Mapping rate decreasing with time

Question

Mapping rate decreasing with time

Opened this issue 2 years ago · 3 comments

Hello,

I have a question about something I noticed.
Initially, wfmash aligns very fast, but then the number of aligned bp per second slowly declines.
This continues until it is almost done, with the last 10% taking the most time.
I assume this happens because easy to align sequences are dispatched fast, until all the working threads are occupied by difficult to align sequences that take a long time (low complexity sequence)?

Is there a way to make wfmash spend less time on such sequences and output a rougher alignment and save time?
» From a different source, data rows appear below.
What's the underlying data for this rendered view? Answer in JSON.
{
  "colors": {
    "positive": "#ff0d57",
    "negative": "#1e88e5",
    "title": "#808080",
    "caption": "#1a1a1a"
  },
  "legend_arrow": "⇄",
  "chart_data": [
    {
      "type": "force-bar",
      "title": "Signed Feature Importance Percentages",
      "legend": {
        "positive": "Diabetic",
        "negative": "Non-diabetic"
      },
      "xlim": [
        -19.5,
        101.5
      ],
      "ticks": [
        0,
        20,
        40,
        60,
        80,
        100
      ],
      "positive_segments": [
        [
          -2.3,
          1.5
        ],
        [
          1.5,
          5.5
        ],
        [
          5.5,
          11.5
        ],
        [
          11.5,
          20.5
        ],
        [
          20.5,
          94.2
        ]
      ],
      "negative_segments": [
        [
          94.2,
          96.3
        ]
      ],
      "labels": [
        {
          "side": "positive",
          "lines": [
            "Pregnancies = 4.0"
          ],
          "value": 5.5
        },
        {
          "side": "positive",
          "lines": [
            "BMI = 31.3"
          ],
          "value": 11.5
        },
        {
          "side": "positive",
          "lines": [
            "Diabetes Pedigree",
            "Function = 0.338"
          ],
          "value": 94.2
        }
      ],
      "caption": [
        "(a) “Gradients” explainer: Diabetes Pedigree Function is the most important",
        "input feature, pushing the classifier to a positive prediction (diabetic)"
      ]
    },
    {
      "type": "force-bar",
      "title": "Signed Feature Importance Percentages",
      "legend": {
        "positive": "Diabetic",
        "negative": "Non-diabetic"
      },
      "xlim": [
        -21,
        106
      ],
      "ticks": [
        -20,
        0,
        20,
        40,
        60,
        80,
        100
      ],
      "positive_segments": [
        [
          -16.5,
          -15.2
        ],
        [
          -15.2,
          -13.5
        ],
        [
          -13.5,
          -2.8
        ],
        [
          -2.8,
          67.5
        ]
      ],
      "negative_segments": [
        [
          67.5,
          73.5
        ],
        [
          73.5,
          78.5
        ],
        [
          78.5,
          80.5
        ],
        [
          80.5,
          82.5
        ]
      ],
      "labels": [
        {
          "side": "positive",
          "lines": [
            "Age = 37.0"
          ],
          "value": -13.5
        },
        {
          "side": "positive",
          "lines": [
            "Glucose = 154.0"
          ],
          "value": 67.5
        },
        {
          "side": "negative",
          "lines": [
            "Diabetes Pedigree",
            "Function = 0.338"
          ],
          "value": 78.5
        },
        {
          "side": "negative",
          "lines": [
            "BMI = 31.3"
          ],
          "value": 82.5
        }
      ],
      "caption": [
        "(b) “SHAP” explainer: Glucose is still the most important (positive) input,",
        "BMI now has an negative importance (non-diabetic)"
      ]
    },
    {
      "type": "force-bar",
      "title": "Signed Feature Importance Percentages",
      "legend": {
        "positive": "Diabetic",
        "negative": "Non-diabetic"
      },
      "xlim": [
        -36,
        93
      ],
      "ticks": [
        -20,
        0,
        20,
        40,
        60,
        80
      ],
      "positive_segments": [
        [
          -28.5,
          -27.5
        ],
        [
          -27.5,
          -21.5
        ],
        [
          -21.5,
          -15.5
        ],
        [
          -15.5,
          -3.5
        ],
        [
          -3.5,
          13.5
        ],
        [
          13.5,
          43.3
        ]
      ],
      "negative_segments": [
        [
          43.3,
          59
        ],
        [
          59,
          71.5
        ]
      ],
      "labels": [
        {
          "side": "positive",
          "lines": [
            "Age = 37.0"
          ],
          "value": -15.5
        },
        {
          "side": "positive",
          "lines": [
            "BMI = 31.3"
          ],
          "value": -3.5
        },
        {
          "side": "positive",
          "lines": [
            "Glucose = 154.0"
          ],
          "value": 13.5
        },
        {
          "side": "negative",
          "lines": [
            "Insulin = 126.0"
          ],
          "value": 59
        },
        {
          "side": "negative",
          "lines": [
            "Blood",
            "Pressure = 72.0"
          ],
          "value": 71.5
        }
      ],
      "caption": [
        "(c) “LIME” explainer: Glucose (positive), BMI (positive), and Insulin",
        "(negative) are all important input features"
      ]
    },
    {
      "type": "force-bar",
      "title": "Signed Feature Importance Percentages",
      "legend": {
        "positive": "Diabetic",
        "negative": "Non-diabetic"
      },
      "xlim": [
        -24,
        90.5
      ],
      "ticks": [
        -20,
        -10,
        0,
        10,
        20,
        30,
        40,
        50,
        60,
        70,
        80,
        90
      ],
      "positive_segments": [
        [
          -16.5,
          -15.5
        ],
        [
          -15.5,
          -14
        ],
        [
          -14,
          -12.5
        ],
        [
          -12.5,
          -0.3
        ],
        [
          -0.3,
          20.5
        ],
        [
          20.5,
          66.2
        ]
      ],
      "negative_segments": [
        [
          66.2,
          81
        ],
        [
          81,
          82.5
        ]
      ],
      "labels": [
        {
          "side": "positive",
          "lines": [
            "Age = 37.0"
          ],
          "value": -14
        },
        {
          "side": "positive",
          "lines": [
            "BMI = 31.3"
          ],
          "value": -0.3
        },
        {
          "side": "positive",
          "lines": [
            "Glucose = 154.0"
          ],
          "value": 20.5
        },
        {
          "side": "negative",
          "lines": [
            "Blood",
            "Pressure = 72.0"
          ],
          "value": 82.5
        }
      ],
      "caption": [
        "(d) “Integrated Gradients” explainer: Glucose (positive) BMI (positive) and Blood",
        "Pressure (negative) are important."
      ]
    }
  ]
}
Answer 1 · 2023-06-14T11:06:46.000Z

Hi @cgroza, I am getting similar problems with harder species to align like potato, primates, etc... I am working on reducing such a problem.

However, do you think you can share just a few sequence pairs that are the slowest to be aligned for you? I would like to verify that the high runtime is due to the same reasons I've seen in our tests.

Answer 2 · 2023-06-14T11:07:43.000Z

Ah, I am assuming you meant alignment rate and not mapping rate.

Answer 3 · 2023-06-14T19:32:05.000Z

Yes that's correct.
In my case, these were primate genomes assembled with nanopore and polished with short reads.
I suspect the culprits are low complexity sequences.